Some have opened up in interviews about feeling anxious onstage or changing how they move, where they stand, or how much they interact with fans.
Instead of enjoying a moment when the crowd throws love their way, they’re bracing for impact literally.
That’s the opposite of what live music is supposed to feel like for the people creating it.

As fans, the best “experience” we can create is one where everyone performer, crowd, and crew feels safe enough to let go and enjoy the show.
That means cheering loudly, singing off-key, dancing badly, and making wholesome memories, not headlines about injuries.
If you want a moment of interaction, try a clever sign, coordinated glow sticks, or a crowd sing-along.
Those things still go viral, and no one leaves with stitches.

And if you ever find yourself holding something and thinking, “Should I throw this onstage?” the answer, 99.9% of the time, is no.
Keep your phone in your hand, your drink in your cup holder, your candy in your mouth, and your baby in your arms.
Let the wildest thing about the night be how good the show was not how close you came to turning your favorite concert into a cautionary tale.

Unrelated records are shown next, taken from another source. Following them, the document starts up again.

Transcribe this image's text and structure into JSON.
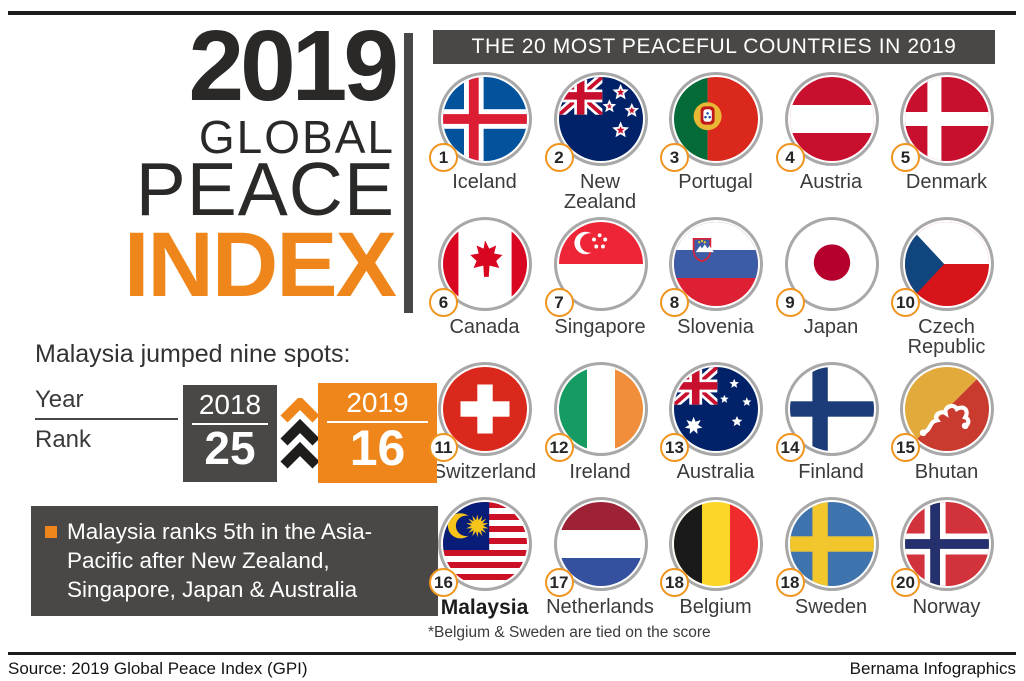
{
  "infographic": {
    "title_lines": [
      "2019",
      "GLOBAL",
      "PEACE",
      "INDEX"
    ]
  },
  "list": {
    "header": "THE 20 MOST PEACEFUL COUNTRIES IN 2019",
    "footnote": "*Belgium & Sweden are tied on the score"
  },
  "countries": [
    {
      "rank": "1",
      "name": "Iceland",
      "flag": "iceland"
    },
    {
      "rank": "2",
      "name": "New\nZealand",
      "flag": "new-zealand"
    },
    {
      "rank": "3",
      "name": "Portugal",
      "flag": "portugal"
    },
    {
      "rank": "4",
      "name": "Austria",
      "flag": "austria"
    },
    {
      "rank": "5",
      "name": "Denmark",
      "flag": "denmark"
    },
    {
      "rank": "6",
      "name": "Canada",
      "flag": "canada"
    },
    {
      "rank": "7",
      "name": "Singapore",
      "flag": "singapore"
    },
    {
      "rank": "8",
      "name": "Slovenia",
      "flag": "slovenia"
    },
    {
      "rank": "9",
      "name": "Japan",
      "flag": "japan"
    },
    {
      "rank": "10",
      "name": "Czech\nRepublic",
      "flag": "czech-republic"
    },
    {
      "rank": "11",
      "name": "Switzerland",
      "flag": "switzerland"
    },
    {
      "rank": "12",
      "name": "Ireland",
      "flag": "ireland"
    },
    {
      "rank": "13",
      "name": "Australia",
      "flag": "australia"
    },
    {
      "rank": "14",
      "name": "Finland",
      "flag": "finland"
    },
    {
      "rank": "15",
      "name": "Bhutan",
      "flag": "bhutan"
    },
    {
      "rank": "16",
      "name": "Malaysia",
      "flag": "malaysia",
      "bold": true
    },
    {
      "rank": "17",
      "name": "Netherlands",
      "flag": "netherlands"
    },
    {
      "rank": "18",
      "name": "Belgium",
      "flag": "belgium"
    },
    {
      "rank": "18",
      "name": "Sweden",
      "flag": "sweden"
    },
    {
      "rank": "20",
      "name": "Norway",
      "flag": "norway"
    }
  ],
  "jump": {
    "heading": "Malaysia jumped nine spots:",
    "year_label": "Year",
    "rank_label": "Rank",
    "from_year": "2018",
    "from_rank": "25",
    "to_year": "2019",
    "to_rank": "16"
  },
  "fact": {
    "text": "Malaysia ranks 5th in the Asia-\nPacific after New Zealand,\nSingapore, Japan & Australia"
  },
  "footer": {
    "source": "Source: 2019 Global Peace Index (GPI)",
    "credit": "Bernama Infographics"
  },
  "colors": {
    "orange": "#EE861B",
    "dark_gray": "#4A4846"
  },
  "chart_data": {
    "type": "table",
    "title": "THE 20 MOST PEACEFUL COUNTRIES IN 2019",
    "columns": [
      "Rank",
      "Country"
    ],
    "rows": [
      [
        1,
        "Iceland"
      ],
      [
        2,
        "New Zealand"
      ],
      [
        3,
        "Portugal"
      ],
      [
        4,
        "Austria"
      ],
      [
        5,
        "Denmark"
      ],
      [
        6,
        "Canada"
      ],
      [
        7,
        "Singapore"
      ],
      [
        8,
        "Slovenia"
      ],
      [
        9,
        "Japan"
      ],
      [
        10,
        "Czech Republic"
      ],
      [
        11,
        "Switzerland"
      ],
      [
        12,
        "Ireland"
      ],
      [
        13,
        "Australia"
      ],
      [
        14,
        "Finland"
      ],
      [
        15,
        "Bhutan"
      ],
      [
        16,
        "Malaysia"
      ],
      [
        17,
        "Netherlands"
      ],
      [
        18,
        "Belgium"
      ],
      [
        18,
        "Sweden"
      ],
      [
        20,
        "Norway"
      ]
    ],
    "annotations": {
      "malaysia_rank_2018": 25,
      "malaysia_rank_2019": 16,
      "tie_note": "*Belgium & Sweden are tied on the score",
      "fact": "Malaysia ranks 5th in the Asia-Pacific after New Zealand, Singapore, Japan & Australia"
    }
  }
}
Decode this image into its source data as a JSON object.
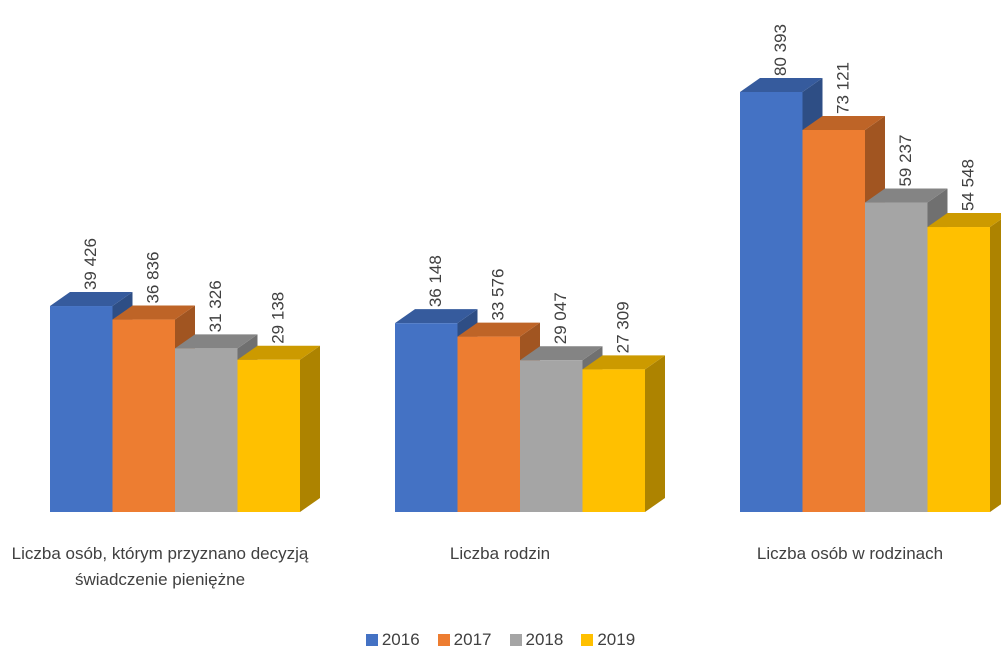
{
  "chart_data": {
    "type": "bar3d",
    "categories": [
      "Liczba osób, którym przyznano decyzją świadczenie pieniężne",
      "Liczba rodzin",
      "Liczba osób w rodzinach"
    ],
    "series": [
      {
        "name": "2016",
        "color": "#4472c4",
        "values": [
          39426,
          36148,
          80393
        ],
        "value_labels": [
          "39 426",
          "36 148",
          "80 393"
        ]
      },
      {
        "name": "2017",
        "color": "#ed7d31",
        "values": [
          36836,
          33576,
          73121
        ],
        "value_labels": [
          "36 836",
          "33 576",
          "73 121"
        ]
      },
      {
        "name": "2018",
        "color": "#a5a5a5",
        "values": [
          31326,
          29047,
          59237
        ],
        "value_labels": [
          "31 326",
          "29 047",
          "59 237"
        ]
      },
      {
        "name": "2019",
        "color": "#ffc000",
        "values": [
          29138,
          27309,
          54548
        ],
        "value_labels": [
          "29 138",
          "27 309",
          "54 548"
        ]
      }
    ],
    "legend": "bottom"
  }
}
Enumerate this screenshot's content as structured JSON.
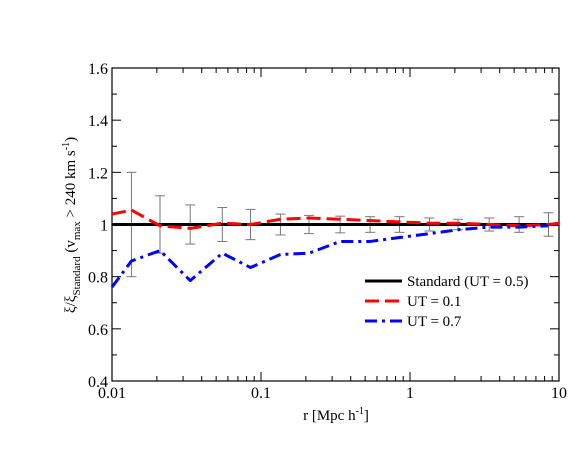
{
  "chart_data": {
    "type": "line",
    "x_scale": "log",
    "xlim": [
      0.01,
      10
    ],
    "ylim": [
      0.4,
      1.6
    ],
    "x_ticks": [
      0.01,
      0.1,
      1,
      10
    ],
    "x_tick_labels": [
      "0.01",
      "0.1",
      "1",
      "10"
    ],
    "y_ticks": [
      0.4,
      0.6,
      0.8,
      1.0,
      1.2,
      1.4,
      1.6
    ],
    "y_tick_labels": [
      "0.4",
      "0.6",
      "0.8",
      "1",
      "1.2",
      "1.4",
      "1.6"
    ],
    "xlabel": {
      "text": "r [Mpc h",
      "sup": "-1",
      "tail": "]"
    },
    "ylabel": {
      "xi": "ξ/ξ",
      "sub1": "Standard",
      "mid": " (v",
      "sub2": "max",
      "rest": " > 240 km s",
      "sup": "-1",
      "tail": ")"
    },
    "legend_position": "right",
    "grid": false,
    "series": [
      {
        "name": "Standard (UT = 0.5)",
        "color": "#000000",
        "style": "solid",
        "x": [
          0.01,
          10
        ],
        "y": [
          1.0,
          1.0
        ]
      },
      {
        "name": "UT = 0.1",
        "color": "#ff0000",
        "style": "dashed",
        "x": [
          0.01,
          0.0135,
          0.021,
          0.0335,
          0.055,
          0.085,
          0.135,
          0.21,
          0.34,
          0.54,
          0.85,
          1.35,
          2.1,
          3.4,
          5.4,
          8.5,
          10
        ],
        "y": [
          1.04,
          1.055,
          0.995,
          0.985,
          1.005,
          1.0,
          1.02,
          1.025,
          1.02,
          1.015,
          1.01,
          1.005,
          1.005,
          1.0,
          0.995,
          1.0,
          1.005
        ]
      },
      {
        "name": "UT = 0.7",
        "color": "#0000ff",
        "style": "dashdot",
        "x": [
          0.01,
          0.0135,
          0.021,
          0.0335,
          0.055,
          0.085,
          0.135,
          0.21,
          0.34,
          0.54,
          0.85,
          1.35,
          2.1,
          3.4,
          5.4,
          8.5
        ],
        "y": [
          0.76,
          0.86,
          0.9,
          0.785,
          0.89,
          0.835,
          0.885,
          0.89,
          0.935,
          0.935,
          0.95,
          0.965,
          0.98,
          0.99,
          0.99,
          0.995
        ]
      }
    ],
    "error_bars": {
      "color": "#777777",
      "x": [
        0.0135,
        0.021,
        0.0335,
        0.055,
        0.085,
        0.135,
        0.21,
        0.34,
        0.54,
        0.85,
        1.35,
        2.1,
        3.4,
        5.4,
        8.5
      ],
      "center": [
        1.0,
        1.0,
        1.0,
        1.0,
        1.0,
        1.0,
        1.0,
        1.0,
        1.0,
        1.0,
        1.0,
        1.0,
        1.0,
        1.0,
        1.0
      ],
      "half_width": [
        0.2,
        0.11,
        0.075,
        0.065,
        0.058,
        0.04,
        0.035,
        0.032,
        0.03,
        0.03,
        0.025,
        0.02,
        0.025,
        0.03,
        0.045
      ]
    }
  }
}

Conclusion: Let the Music, Not the Missiles, Steal the Show

From chicken nuggets and Skittles to ashes, ice, and prosthetic legs, the list of outlandish items that have made their way onstage at concerts is both hilarious and genuinely worrying.
These stories are entertaining to read, but they’re also warnings about how easy it is for “fun” to cross into “dangerous” in a crowded venue.

Concerts work best when the connection between artist and audience is built on mutual respect.
Cheer loudly, sing your heart out, cry during the ballads, dance during the bangers but leave the throwing arm at home.
The most unforgettable moments don’t require an object sailing through the air.
They just need great music, a respectful crowd, and maybe, if you’re Pink, a safely delivered wheel of cheese.